We had envisioned a fresh start outside of Dublin and Sallins is a picturesque village so we were hopeful about the move, but spending 20 hours a week commuting on a transport service that is not fit for purpose has us regretting our choice. – Laura Guilfoyle, Co Kildare

Nearly four years ago my wife and I moved into a granny flat in my parents’ house in Co Meath for what we thought would be six months. Since then our second child was born and the space feels smaller and smaller. We are saving for a mortgage and are getting closer. We really hope we can get something closer to town. Our dream is to reclaim some time so we can start living our lives again.

We are luckier than many, but I lose nearly four hours a day to commuting. Nearly 20 hours a week. The Bus Éireann service is okay, but underfunded. Often buses don’t show up because none are available. The drivers are decent and usually apologetic. They, like us, are caught in a bad system. The real killer is all the time spent sitting in traffic. Bus lanes are few and far between on the route in and they tend to stop and start. It is time public transport was prioritised over cars. Bad housing policy and bad transport policy are the bane of commuters’ lives. Sustainable social and environmental policy would deliver decent and affordable public transport and housing. Instead, profit driven development places burden after burden on working families. – Shane Faherty, Co Meath

I commute from Navan, Co Meath, to Booterstown, Dublin, every day by car or bus; we have no train line. A usual day is to get up at 5.45am for a shower and if driving I am now leaving at 6.15am to try and get to work for about 7.30am. Due to additional traffic I now have a 10-15 minute delay at Kilmoon Cross on the N2.
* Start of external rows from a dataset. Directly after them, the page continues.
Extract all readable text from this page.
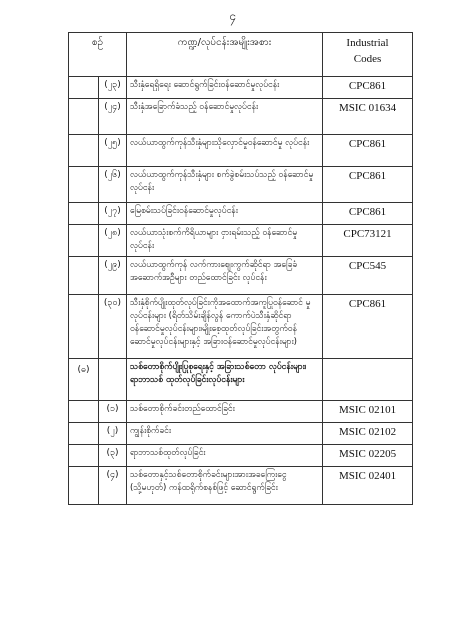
၄
စဉ်		ကဏ္ဍ/လုပ်ငန်းအမျိုးအစား	Industrial
Codes

	(၂၃)	သီးနှံရေရှိရေး ဆောင်ရွက်ခြင်းဝန်ဆောင်မှုလုပ်ငန်း	CPC861
	(၂၄)	သီးနှံအခြောက်ခံသည့် ဝန်ဆောင်မှုလုပ်ငန်း	MSIC 01634
	(၂၅)	လယ်ယာထွက်ကုန်သီးနှံများသိုလှောင်မှုဝန်ဆောင်မှု လုပ်ငန်း	CPC861
	(၂၆)	လယ်ယာထွက်ကုန်သီးနှံများ စက်ခွဲစမ်းသပ်သည့် ဝန်ဆောင်မှုလုပ်ငန်း	CPC861
	(၂၇)	မြေစမ်းသပ်ခြင်းဝန်ဆောင်မှုလုပ်ငန်း	CPC861
	(၂၈)	လယ်ယာသုံးစက်ကိရိယာများ ငှားရမ်းသည့် ဝန်ဆောင်မှု လုပ်ငန်း	CPC73121
	(၂၉)	လယ်ယာထွက်ကုန် လက်ကားဈေးကွက်ဆိုင်ရာ အခြေခံ အဆောက်အဦများ တည်ထောင်ခြင်း လုပ်ငန်း	CPC545
	(၃၀)	သီးနှံစိုက်ပျိုးထုတ်လုပ်ခြင်းကိုအထောက်အကူပြုဝန်ဆောင် မှုလုပ်ငန်းများ (ရိတ်သိမ်းချိန်လွန် ကောက်ပဲသီးနှံဆိုင်ရာ ဝန်ဆောင်မှုလုပ်ငန်းများ၊မျိုးစေ့ထုတ်လုပ်ခြင်းအတွက်ဝန် ဆောင်မှုလုပ်ငန်းများနှင့် အခြားဝန်ဆောင်မှုလုပ်ငန်းများ)	CPC861
(ဓ)		သစ်တောစိုက်ပျိုးပြုစုရေးနှင့် အခြားသစ်တော လုပ်ငန်းများ၊ ရာဘာသစ် ထုတ်လုပ်ခြင်းလုပ်ငန်းများ	
	(၁)	သစ်တောစိုက်ခင်းတည်ထောင်ခြင်း	MSIC 02101
	(၂)	ကျွန်းစိုက်ခင်း	MSIC 02102
	(၃)	ရာဘာသစ်ထုတ်လုပ်ခြင်း	MSIC 02205
	(၄)	သစ်တောနှင့်သစ်တောစိုက်ခင်းများအားအခကြေးငွေ (သို့မဟုတ်) ကန်ထရိုက်စနစ်ဖြင့် ဆောင်ရွက်ခြင်း	MSIC 02401
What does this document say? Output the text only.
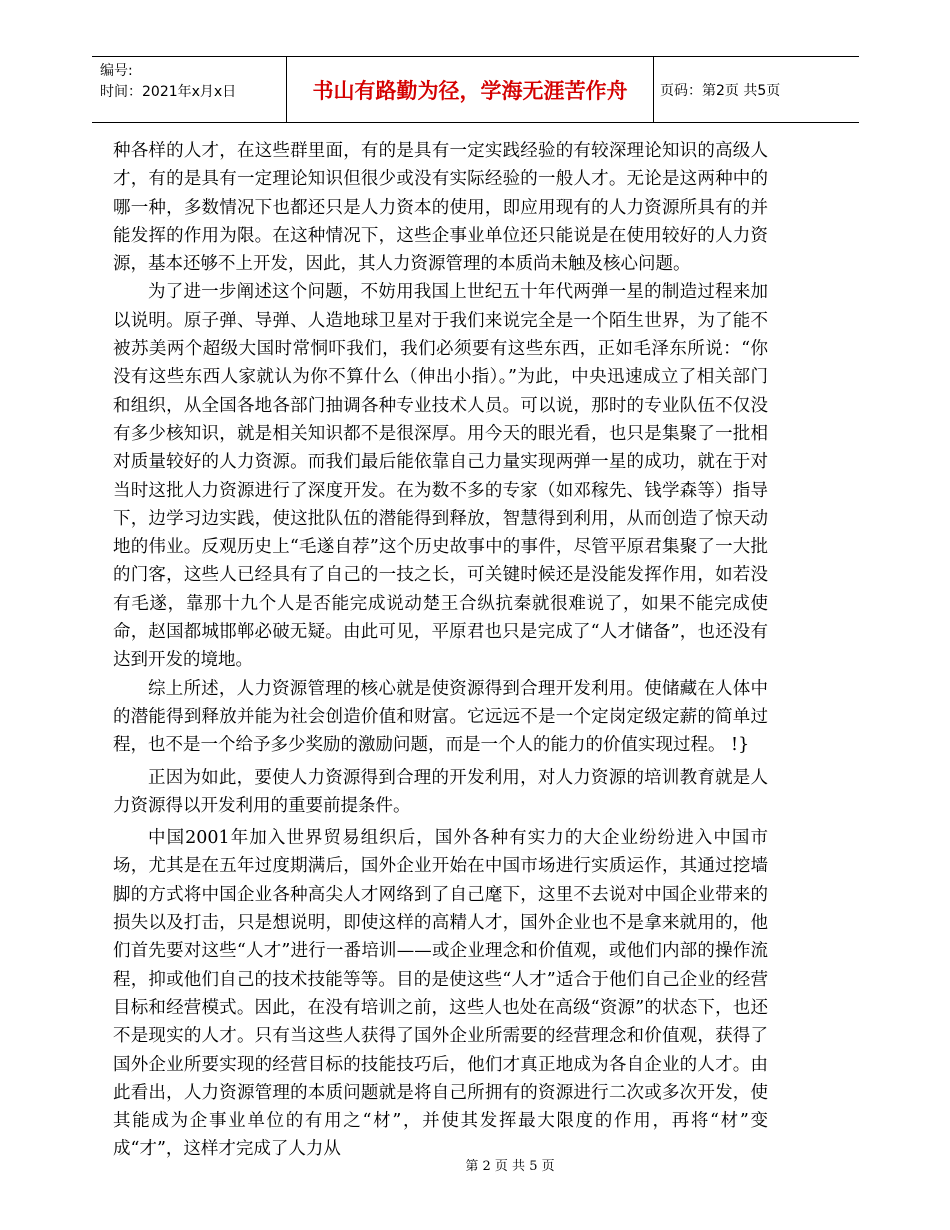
编号:
时间：2021年x月x日	书山有路勤为径，学海无涯苦作舟	页码：第2页 共5页

种各样的人才，在这些群里面，有的是具有一定实践经验的有较深理论知识的高级人才，有的是具有一定理论知识但很少或没有实际经验的一般人才。无论是这两种中的哪一种，多数情况下也都还只是人力资本的使用，即应用现有的人力资源所具有的并能发挥的作用为限。在这种情况下，这些企事业单位还只能说是在使用较好的人力资源，基本还够不上开发，因此，其人力资源管理的本质尚未触及核心问题。

为了进一步阐述这个问题，不妨用我国上世纪五十年代两弹一星的制造过程来加以说明。原子弹、导弹、人造地球卫星对于我们来说完全是一个陌生世界，为了能不被苏美两个超级大国时常恫吓我们，我们必须要有这些东西，正如毛泽东所说：“你没有这些东西人家就认为你不算什么（伸出小指）。”为此，中央迅速成立了相关部门和组织，从全国各地各部门抽调各种专业技术人员。可以说，那时的专业队伍不仅没有多少核知识，就是相关知识都不是很深厚。用今天的眼光看，也只是集聚了一批相对质量较好的人力资源。而我们最后能依靠自己力量实现两弹一星的成功，就在于对当时这批人力资源进行了深度开发。在为数不多的专家（如邓稼先、钱学森等）指导下，边学习边实践，使这批队伍的潜能得到释放，智慧得到利用，从而创造了惊天动地的伟业。反观历史上“毛遂自荐”这个历史故事中的事件，尽管平原君集聚了一大批的门客，这些人已经具有了自己的一技之长，可关键时候还是没能发挥作用，如若没有毛遂，靠那十九个人是否能完成说动楚王合纵抗秦就很难说了，如果不能完成使命，赵国都城邯郸必破无疑。由此可见，平原君也只是完成了“人才储备”，也还没有达到开发的境地。

综上所述，人力资源管理的核心就是使资源得到合理开发利用。使储藏在人体中的潜能得到释放并能为社会创造价值和财富。它远远不是一个定岗定级定薪的简单过程，也不是一个给予多少奖励的激励问题，而是一个人的能力的价值实现过程。 !}

正因为如此，要使人力资源得到合理的开发利用，对人力资源的培训教育就是人力资源得以开发利用的重要前提条件。

中国2001年加入世界贸易组织后，国外各种有实力的大企业纷纷进入中国市场，尤其是在五年过度期满后，国外企业开始在中国市场进行实质运作，其通过挖墙脚的方式将中国企业各种高尖人才网络到了自己麾下，这里不去说对中国企业带来的损失以及打击，只是想说明，即使这样的高精人才，国外企业也不是拿来就用的，他们首先要对这些“人才”进行一番培训——或企业理念和价值观，或他们内部的操作流程，抑或他们自己的技术技能等等。目的是使这些“人才”适合于他们自己企业的经营目标和经营模式。因此，在没有培训之前，这些人也处在高级“资源”的状态下，也还不是现实的人才。只有当这些人获得了国外企业所需要的经营理念和价值观，获得了国外企业所要实现的经营目标的技能技巧后，他们才真正地成为各自企业的人才。由此看出，人力资源管理的本质问题就是将自己所拥有的资源进行二次或多次开发，使其能成为企事业单位的有用之“材”，并使其发挥最大限度的作用，再将“材”变成“才”，这样才完成了人力从

第 2 页 共 5 页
This is due to the installation of traffic lights for Tayto Park several years ago. By the time I get to Finglas traffic is at a snail’s pace. I used to go down Gardiner Street but due to installation of a cycle lane on Butt Bridge there can be another 10-minute delay.

Martin Casey: I usually stay in the office till at least 6.30pm and travel home via the M50, a one-way journey of 75km.

Many mornings I head down East Wall road and cross to the south side via the toll bridge. Twelve months ago my commute would have been 75 minutes. Now it is usually 90 minutes and can be longer on a bad wet morning. If I left at 6.30am it could take two hours plus! Returning home I usually stay in the office till at least 6.30pm and travel home via the M50, a one-way journey of 75km.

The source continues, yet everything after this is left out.